HcclAlltoAllV
Description
Sends data (whose size can be customized) to all ranks in the communicator and receives data from all ranks.
Prototype
HcclResult HcclAlltoAllV(const void *sendBuf, const void *sendCounts, const void *sdispls, HcclDataType sendType, const void *recvBuf, const void *recvCounts, const void *rdispls, HcclDataType recvType,HcclComm comm, aclrtStream stream)
Parameters
|
Parameter |
Input/Output |
Description |
|---|---|---|
|
sendBuf |
Input |
Address of the buffer to send source data. |
|
sendCounts |
Input |
Amount of data to be sent, a uint64 array. sendCounts[i] = n indicates that the amount of data sent by the current rank to rank i is n. For example, if sendType is set to float32 and sendCounts[i] is set to n, the current rank sends n pieces of float32 data to rank i. |
|
sdispls |
Input |
Sending offset, a uint64 array. sdispls[i] = n indicates the offset of the start position of the data to be sent from the current rank to rank i relative to sendBuf.
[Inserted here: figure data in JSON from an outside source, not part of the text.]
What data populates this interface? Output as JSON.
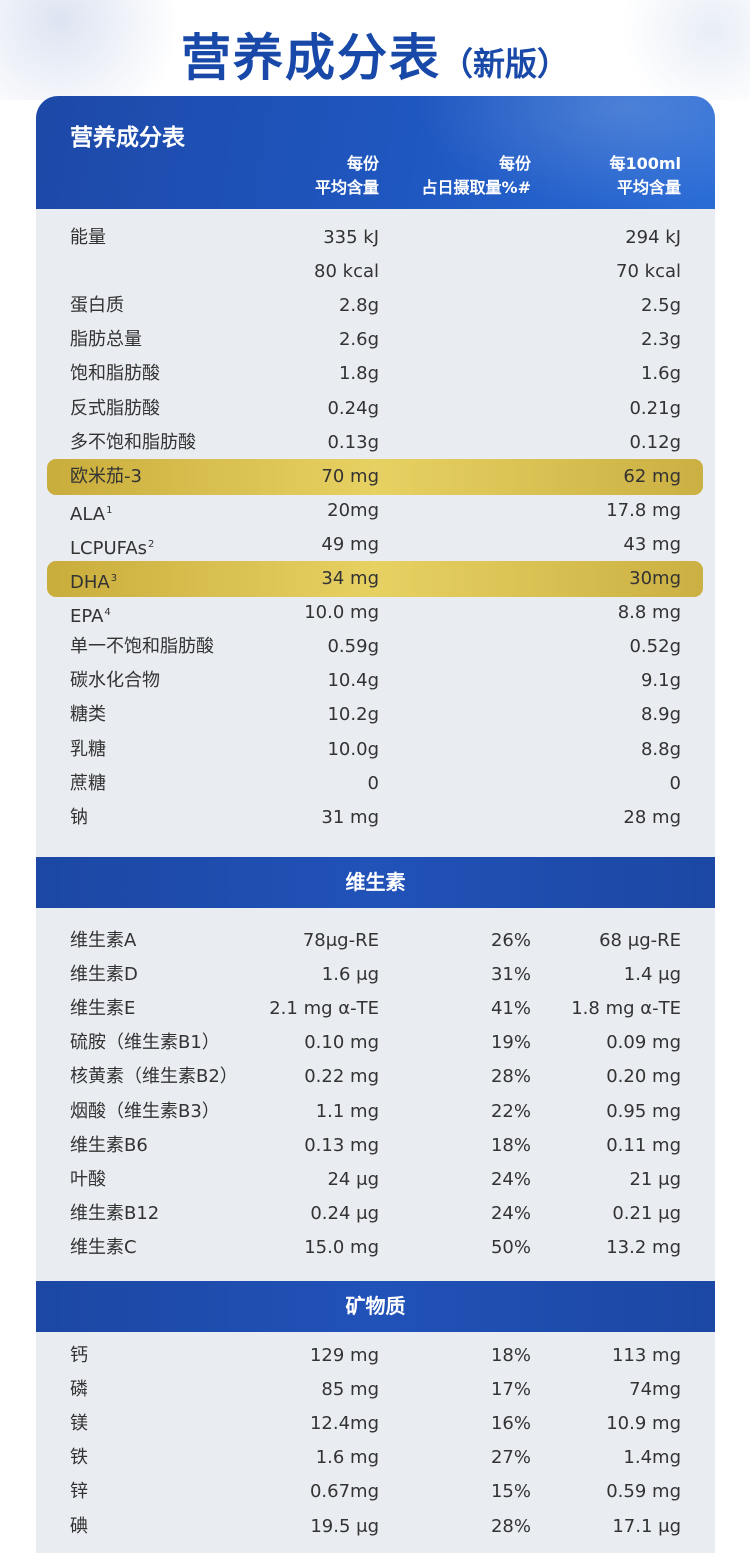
{
  "page": {
    "title": "营养成分表",
    "subtitle": "（新版）"
  },
  "header": {
    "title": "营养成分表",
    "col_serving": [
      "每份",
      "平均含量"
    ],
    "col_pct": [
      "每份",
      "占日摄取量%#"
    ],
    "col_per100": [
      "每100ml",
      "平均含量"
    ]
  },
  "sections": [
    {
      "title": "",
      "rows": [
        {
          "name": "能量",
          "sup": "",
          "serving": "335 kJ",
          "pct": "",
          "per100": "294 kJ"
        },
        {
          "name": "",
          "sup": "",
          "serving": "80 kcal",
          "pct": "",
          "per100": "70 kcal"
        },
        {
          "name": "蛋白质",
          "sup": "",
          "serving": "2.8g",
          "pct": "",
          "per100": "2.5g"
        },
        {
          "name": "脂肪总量",
          "sup": "",
          "serving": "2.6g",
          "pct": "",
          "per100": "2.3g"
        },
        {
          "name": "饱和脂肪酸",
          "sup": "",
          "serving": "1.8g",
          "pct": "",
          "per100": "1.6g"
        },
        {
          "name": "反式脂肪酸",
          "sup": "",
          "serving": "0.24g",
          "pct": "",
          "per100": "0.21g"
        },
        {
          "name": "多不饱和脂肪酸",
          "sup": "",
          "serving": "0.13g",
          "pct": "",
          "per100": "0.12g"
        },
        {
          "name": "欧米茄-3",
          "sup": "",
          "serving": "70 mg",
          "pct": "",
          "per100": "62 mg",
          "highlight": true
        },
        {
          "name": "ALA",
          "sup": "1",
          "serving": "20mg",
          "pct": "",
          "per100": "17.8 mg"
        },
        {
          "name": "LCPUFAs",
          "sup": "2",
          "serving": "49 mg",
          "pct": "",
          "per100": "43 mg"
        },
        {
          "name": "DHA",
          "sup": "3",
          "serving": "34 mg",
          "pct": "",
          "per100": "30mg",
          "highlight": true
        },
        {
          "name": "EPA",
          "sup": "4",
          "serving": "10.0 mg",
          "pct": "",
          "per100": "8.8 mg"
        },
        {
          "name": "单一不饱和脂肪酸",
          "sup": "",
          "serving": "0.59g",
          "pct": "",
          "per100": "0.52g"
        },
        {
          "name": "碳水化合物",
          "sup": "",
          "serving": "10.4g",
          "pct": "",
          "per100": "9.1g"
        },
        {
          "name": "糖类",
          "sup": "",
          "serving": "10.2g",
          "pct": "",
          "per100": "8.9g"
        },
        {
          "name": "乳糖",
          "sup": "",
          "serving": "10.0g",
          "pct": "",
          "per100": "8.8g"
        },
        {
          "name": "蔗糖",
          "sup": "",
          "serving": "0",
          "pct": "",
          "per100": "0"
        },
        {
          "name": "钠",
          "sup": "",
          "serving": "31 mg",
          "pct": "",
          "per100": "28 mg"
        }
      ]
    },
    {
      "title": "维生素",
      "rows": [
        {
          "name": "维生素A",
          "sup": "",
          "serving": "78μg-RE",
          "pct": "26%",
          "per100": "68 μg-RE"
        },
        {
          "name": "维生素D",
          "sup": "",
          "serving": "1.6 μg",
          "pct": "31%",
          "per100": "1.4 μg"
        },
        {
          "name": "维生素E",
          "sup": "",
          "serving": "2.1 mg α-TE",
          "pct": "41%",
          "per100": "1.8 mg α-TE"
        },
        {
          "name": "硫胺（维生素B1）",
          "sup": "",
          "serving": "0.10 mg",
          "pct": "19%",
          "per100": "0.09 mg"
        },
        {
          "name": "核黄素（维生素B2）",
          "sup": "",
          "serving": "0.22 mg",
          "pct": "28%",
          "per100": "0.20 mg"
        },
        {
          "name": "烟酸（维生素B3）",
          "sup": "",
          "serving": "1.1 mg",
          "pct": "22%",
          "per100": "0.95 mg"
        },
        {
          "name": "维生素B6",
          "sup": "",
          "serving": "0.13 mg",
          "pct": "18%",
          "per100": "0.11 mg"
        },
        {
          "name": "叶酸",
          "sup": "",
          "serving": "24 μg",
          "pct": "24%",
          "per100": "21 μg"
        },
        {
          "name": "维生素B12",
          "sup": "",
          "serving": "0.24 μg",
          "pct": "24%",
          "per100": "0.21 μg"
        },
        {
          "name": "维生素C",
          "sup": "",
          "serving": "15.0 mg",
          "pct": "50%",
          "per100": "13.2 mg"
        }
      ]
    },
    {
      "title": "矿物质",
      "rows": [
        {
          "name": "钙",
          "sup": "",
          "serving": "129 mg",
          "pct": "18%",
          "per100": "113 mg"
        },
        {
          "name": "磷",
          "sup": "",
          "serving": "85 mg",
          "pct": "17%",
          "per100": "74mg"
        },
        {
          "name": "镁",
          "sup": "",
          "serving": "12.4mg",
          "pct": "16%",
          "per100": "10.9 mg"
        },
        {
          "name": "铁",
          "sup": "",
          "serving": "1.6 mg",
          "pct": "27%",
          "per100": "1.4mg"
        },
        {
          "name": "锌",
          "sup": "",
          "serving": "0.67mg",
          "pct": "15%",
          "per100": "0.59 mg"
        },
        {
          "name": "碘",
          "sup": "",
          "serving": "19.5 μg",
          "pct": "28%",
          "per100": "17.1 μg"
        }
      ]
    }
  ],
  "colors": {
    "brand_blue": "#1849a9",
    "band_blue": "#1f4fb3",
    "highlight_gold": "#dcc24f",
    "card_bg": "#e9ecf1"
  }
}
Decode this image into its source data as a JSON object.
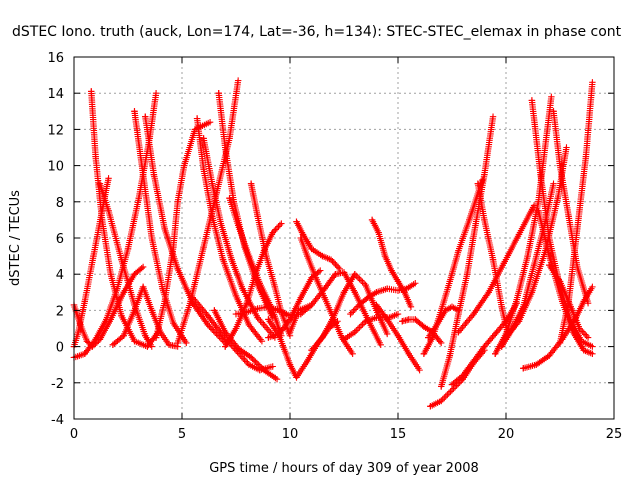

The basic unit is sendType. |
|
sendType |
Input |
Data type of the data to be sent, which is of the HcclDataType type. |
|
recvBuf |
Output |
Address of the buffer to receive collective communication result. |
|
recvCounts |
Input |
Amount of data received, a uint64 array. recvCounts[i] = n indicates that the amount of data received by the current rank from rank i is n. For example, if recvType is float32 and recvCounts[i] is n, the rank receives n pieces of float32 data from rank i. |
|
rdispls |
Input |
Receiving offset, a uint64 array. rdispls[i] = n indicates the offset of the start position where the data received by the current rank from rank i is stored relative to recvBuf. The basic unit is recvType. |
|
recvType |
Input |
Data type of the data to be received, which is of the HcclDataType type. |
|
comm |
Input |
Communicator where the operation is performed. |
|
stream |
Input |
Stream of the rank. |
Returns
HcclResult: HCCL_SUCCESS on success; else, failure.
Constraints
- The performance of the AlltoAllV operation is related to the size of the buffer for storing shared data between NPUs. When the communication data size exceeds the buffer size, the performance deteriorates significantly. If the AlltoAllV communication data size in the service is large, you are advised to increase the buffer size appropriately by setting environment variable HCCL_BUFFSIZE to improve the communication performance.
- For the
Atlas Training Series Product , the AlltoAllV communicators must meet the following requirement:In a cluster network, the communicators of 1p and 2p in a single server must be in the same cluster (with devices 0–3 and devices 4–7 each belonging to a separate cluster). In the communicators of 4p and 8p in a single server and multiple servers, the ranks must be based on the clusters, and the selected clusters in servers must be consistent.
- This API cannot be used in non-cluster scenarios.